ACN v Secretary of State: Public sector equality duty and statistical monitoring requirements

High Court clarifies when statistical monitoring is required under public sector equality duty for asylum accommodation allocation.
The High Court has rejected a judicial review challenge concerning the Secretary of State for the Home Department's alleged failure to conduct statistical monitoring of asylum accommodation allocated to LGBT+ asylum seekers. The case provides important guidance on the scope of the Public Sector Equality Duty (PSED) under section 149 of the Equality Act 2010.

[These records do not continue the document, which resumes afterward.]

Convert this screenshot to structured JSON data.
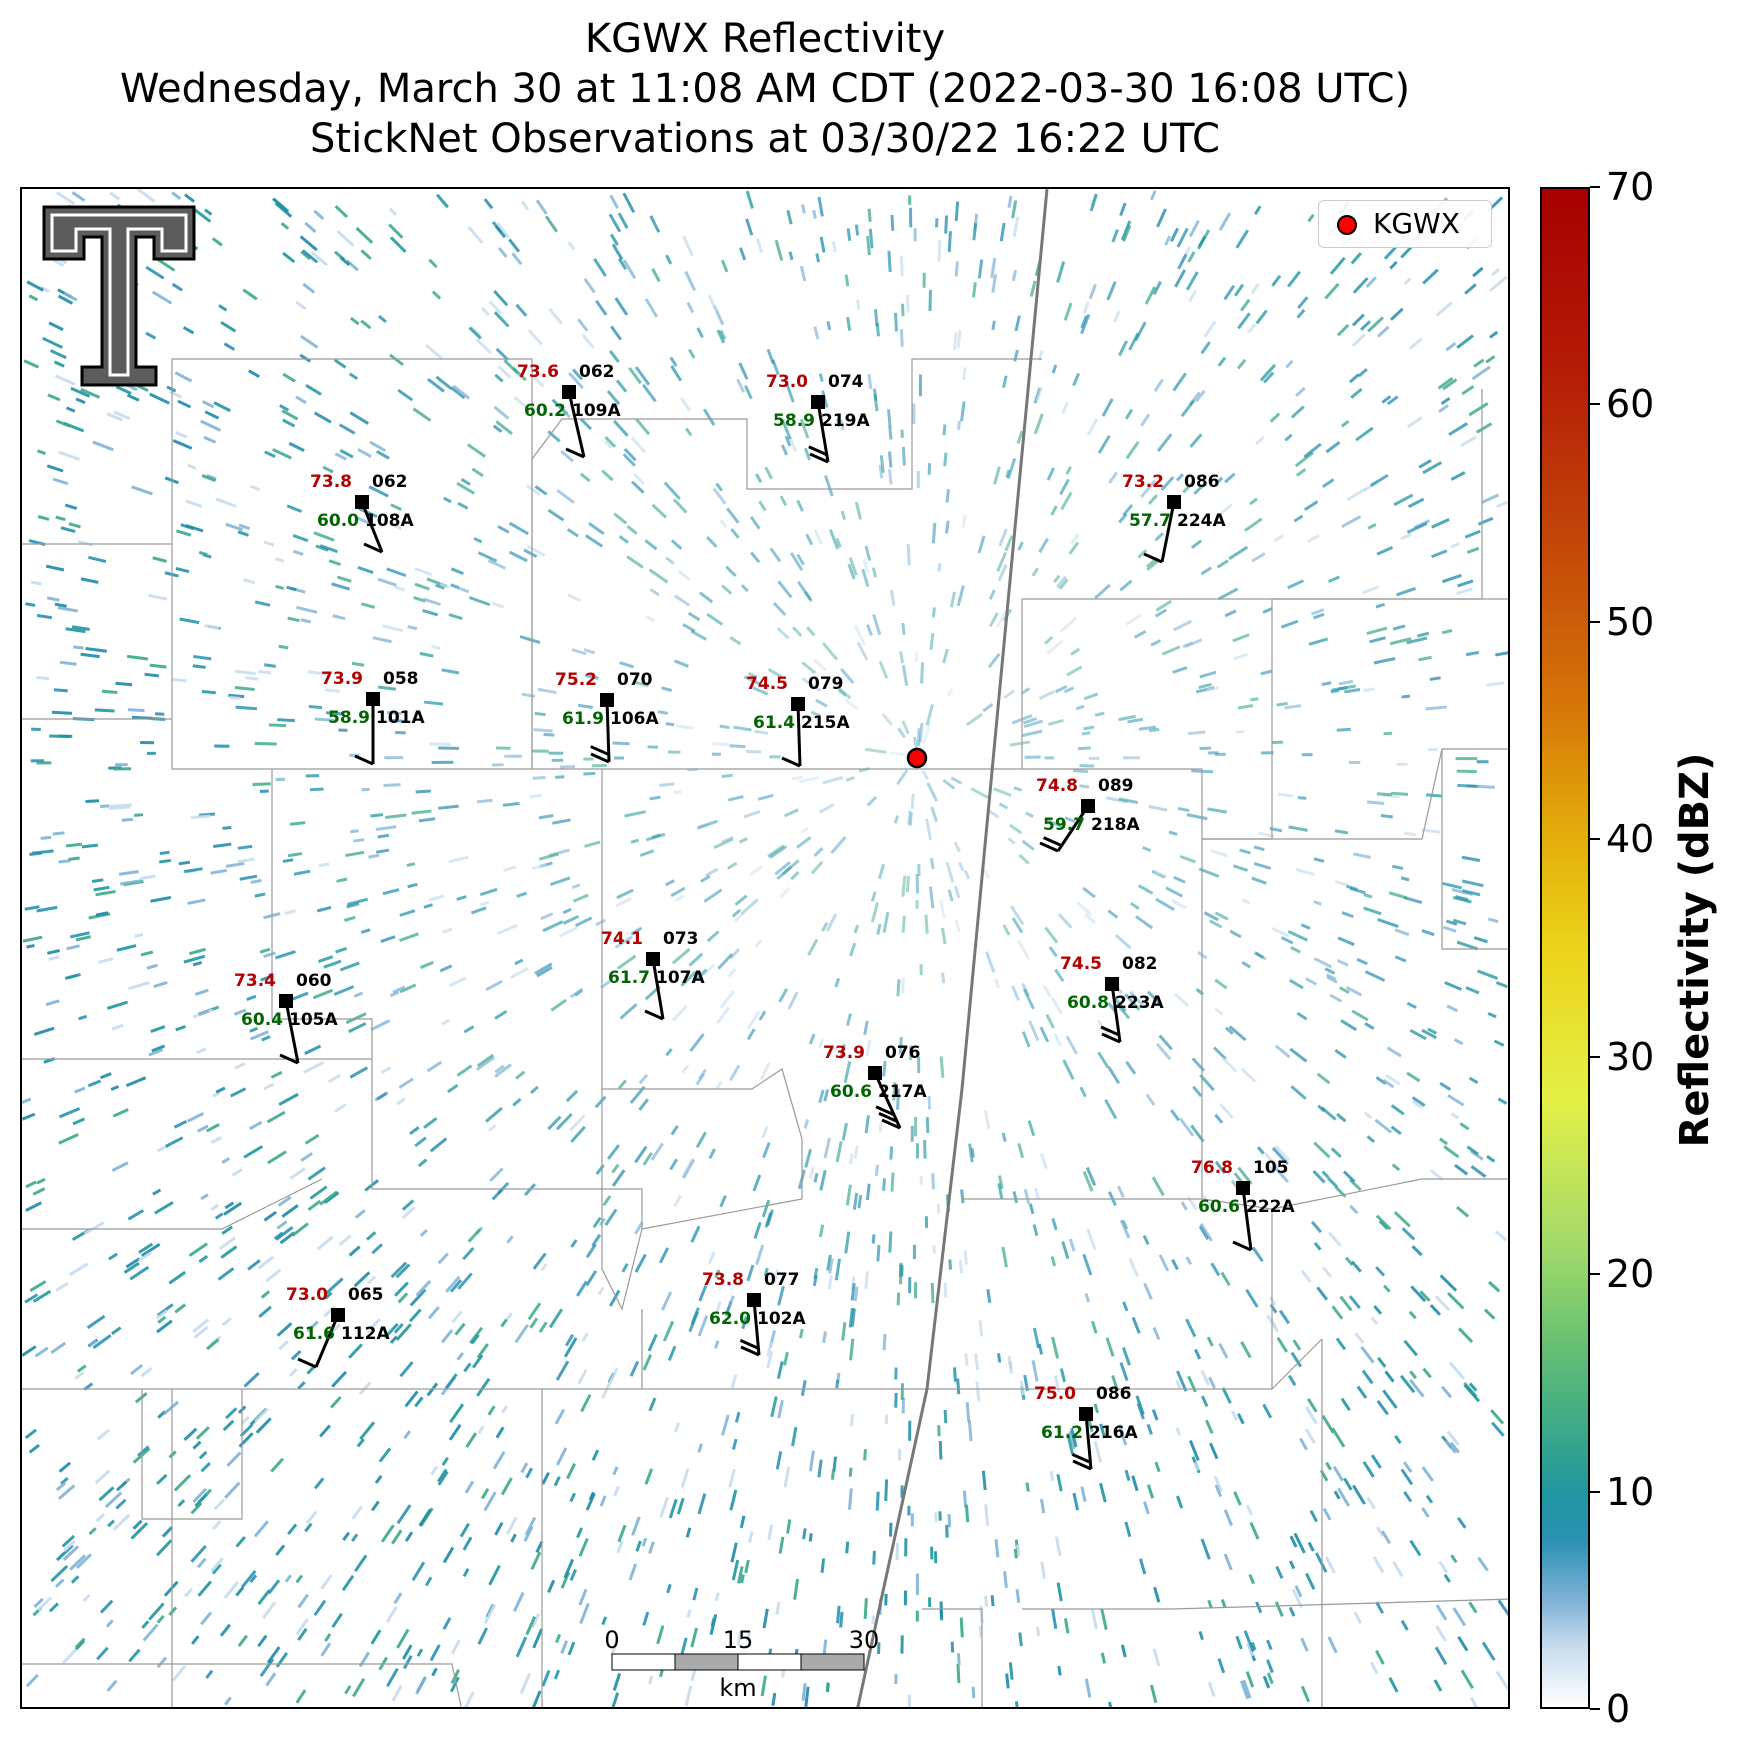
{
  "title": {
    "line1": "KGWX Reflectivity",
    "line2": "Wednesday, March 30 at 11:08 AM CDT (2022-03-30 16:08 UTC)",
    "line3": "StickNet Observations at 03/30/22 16:22 UTC"
  },
  "legend": {
    "label": "KGWX",
    "marker_color": "#ff0000"
  },
  "radar": {
    "name": "KGWX"
  },
  "colorbar": {
    "title": "Reflectivity (dBZ)",
    "ticks": [
      "0",
      "10",
      "20",
      "30",
      "40",
      "50",
      "60",
      "70"
    ],
    "min": 0,
    "max": 70
  },
  "scale_bar": {
    "labels": [
      "0",
      "15",
      "30"
    ],
    "unit": "km"
  },
  "logo": {
    "name": "texas-tech-double-t-logo"
  },
  "colors": {
    "temperature": "#b30000",
    "dewpoint": "#006400",
    "wind_id": "#000000"
  },
  "stations": [
    {
      "id": "108A",
      "temp": "73.8",
      "dew": "60.0",
      "wind": "062",
      "barb": [
        20,
        50
      ],
      "flags": 1
    },
    {
      "id": "109A",
      "temp": "73.6",
      "dew": "60.2",
      "wind": "062",
      "barb": [
        15,
        65
      ],
      "flags": 1
    },
    {
      "id": "219A",
      "temp": "73.0",
      "dew": "58.9",
      "wind": "074",
      "barb": [
        10,
        60
      ],
      "flags": 2
    },
    {
      "id": "224A",
      "temp": "73.2",
      "dew": "57.7",
      "wind": "086",
      "barb": [
        -12,
        60
      ],
      "flags": 1
    },
    {
      "id": "101A",
      "temp": "73.9",
      "dew": "58.9",
      "wind": "058",
      "barb": [
        0,
        65
      ],
      "flags": 1
    },
    {
      "id": "106A",
      "temp": "75.2",
      "dew": "61.9",
      "wind": "070",
      "barb": [
        2,
        62
      ],
      "flags": 2
    },
    {
      "id": "215A",
      "temp": "74.5",
      "dew": "61.4",
      "wind": "079",
      "barb": [
        2,
        62
      ],
      "flags": 1
    },
    {
      "id": "218A",
      "temp": "74.8",
      "dew": "59.7",
      "wind": "089",
      "barb": [
        -30,
        45
      ],
      "flags": 2
    },
    {
      "id": "107A",
      "temp": "74.1",
      "dew": "61.7",
      "wind": "073",
      "barb": [
        10,
        60
      ],
      "flags": 1
    },
    {
      "id": "105A",
      "temp": "73.4",
      "dew": "60.4",
      "wind": "060",
      "barb": [
        12,
        62
      ],
      "flags": 1
    },
    {
      "id": "223A",
      "temp": "74.5",
      "dew": "60.8",
      "wind": "082",
      "barb": [
        8,
        58
      ],
      "flags": 2
    },
    {
      "id": "217A",
      "temp": "73.9",
      "dew": "60.6",
      "wind": "076",
      "barb": [
        25,
        55
      ],
      "flags": 3
    },
    {
      "id": "222A",
      "temp": "76.8",
      "dew": "60.6",
      "wind": "105",
      "barb": [
        8,
        62
      ],
      "flags": 1
    },
    {
      "id": "112A",
      "temp": "73.0",
      "dew": "61.6",
      "wind": "065",
      "barb": [
        -22,
        52
      ],
      "flags": 1
    },
    {
      "id": "102A",
      "temp": "73.8",
      "dew": "62.0",
      "wind": "077",
      "barb": [
        5,
        55
      ],
      "flags": 2
    },
    {
      "id": "216A",
      "temp": "75.0",
      "dew": "61.2",
      "wind": "086",
      "barb": [
        5,
        55
      ],
      "flags": 2
    }
  ]
}
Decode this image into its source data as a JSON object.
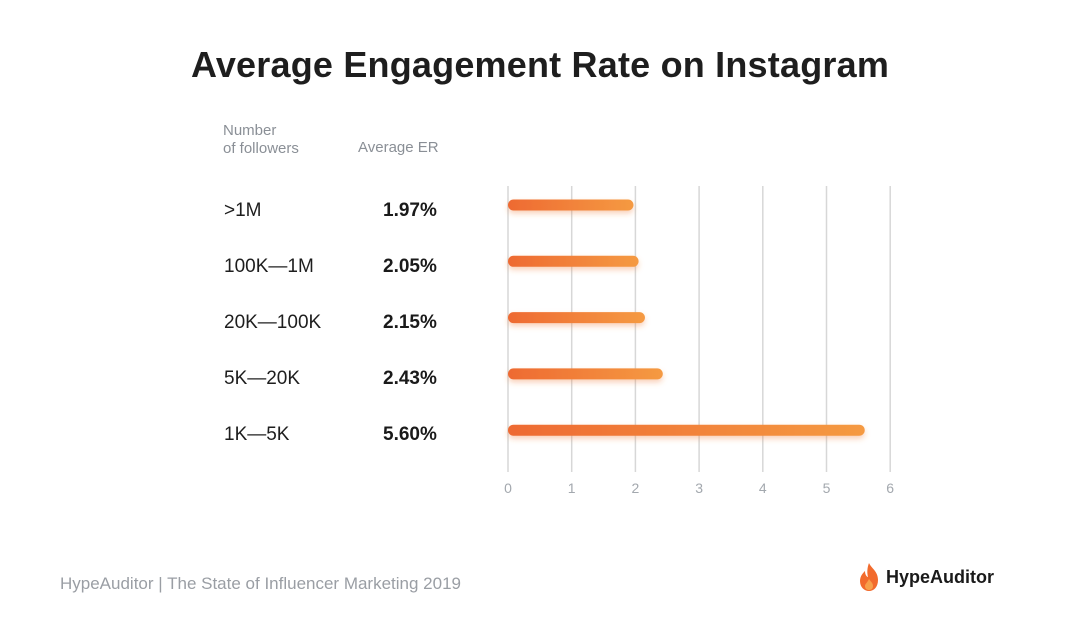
{
  "title": "Average Engagement Rate on Instagram",
  "headers": {
    "followers_line1": "Number",
    "followers_line2": "of followers",
    "er": "Average ER"
  },
  "footer": {
    "source": "HypeAuditor | The State of Influencer Marketing 2019",
    "brand": "HypeAuditor"
  },
  "colors": {
    "bar_start": "#ee6a32",
    "bar_end": "#f59a42",
    "grid": "#d7d7d7",
    "tick": "#a3a8ae",
    "logo": "#f26b2d"
  },
  "chart_data": {
    "type": "bar",
    "orientation": "horizontal",
    "title": "Average Engagement Rate on Instagram",
    "categories": [
      ">1M",
      "100K—1M",
      "20K—100K",
      "5K—20K",
      "1K—5K"
    ],
    "value_labels": [
      "1.97%",
      "2.05%",
      "2.15%",
      "2.43%",
      "5.60%"
    ],
    "values": [
      1.97,
      2.05,
      2.15,
      2.43,
      5.6
    ],
    "xlim": [
      0,
      6
    ],
    "xticks": [
      "0",
      "1",
      "2",
      "3",
      "4",
      "5",
      "6"
    ],
    "xlabel": "",
    "ylabel": "Number of followers",
    "grid": true
  }
}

The claimant, a bisexual man from Cameroon who had fled persecution, challenged the defendant's failure to undertake statistical monitoring regarding policies for allocating accommodation at large sites and shared hotel rooms to asylum seekers with protected characteristics of sexual orientation and gender reassignment. Whilst the claimant was granted asylum before the substantive hearing, permission was granted to pursue a systemic challenge.
Mr Justice Poole emphasised the importance of identifying the precise function being exercised when considering PSED compliance. The relevant function here was providing accommodation to asylum seekers under sections 95-97 of the Immigration and Asylum Act 1999. The court noted that the Allocation of Asylum Accommodation Policy operates on a case-by-case basis, with no blanket rules requiring or preventing LGBT+ asylum seekers from being allocated to particular types of accommodation.
The judgement carefully distinguished this case from previous authorities relied upon by the claimant, particularly R (DMA) v SSHD and R (DXK) v SSHD. Those cases concerned delays in providing accommodation to vulnerable groups—disabled individuals and pregnant and new mother asylum seekers—where statistical monitoring was necessary to identify whether policies were being implemented and achieving their purposes.
Crucially, the court found that LGBT+ asylum seekers are not "vulnerable persons" as defined by the Asylum Seekers (Reception Conditions) Regulations 2005 solely by virtue of their sexual orientation or gender reassignment. The allocation policy applied equally to LGBT+ and non-LGBT+ asylum seekers, with individual assessments determining suitability for particular accommodation types.
The court held that statistical monitoring would not inform either policy formulation or individual allocation decisions. Unlike the circumstances in DMA and DXK, there was no evidence of disproportionate adverse impact on LGBT+ asylum seekers arising from policy implementation. Individual LGBT+ asylum seekers might require alternative accommodation for various reasons, but statistical data would have no relevance to those case-specific determinations.
Mr Justice Poole rejected arguments that statistical monitoring was necessary to assess whether the case-by-case approach was "functioning" or "working for" LGBT+ asylum seekers, noting these were not PSED equality objectives. The PSED requires due regard to be given to eliminating discrimination, advancing equality of opportunity, and fostering good relations, but does not mandate particular outcomes or methods of assessment.
The court acknowledged that the defendant collected survey data from asylum seekers, though this was not used in policy development or equality impact assessments. However, doubts arose regarding whether surveys adequately covered large site accommodation, with evidence from the defendant's witness requiring correction during and after the hearing.
Ultimately, the court found that given the function being performed and the nature of the allocation policy, the PSED did not require statistical monitoring of accommodation allocation to LGBT+ asylum seekers. The claim was dismissed. The judgement reinforces that whilst statistical monitoring may sometimes be necessary for PSED compliance, this depends heavily on context, particularly where policies operate on individual assessment rather than group-based allocation.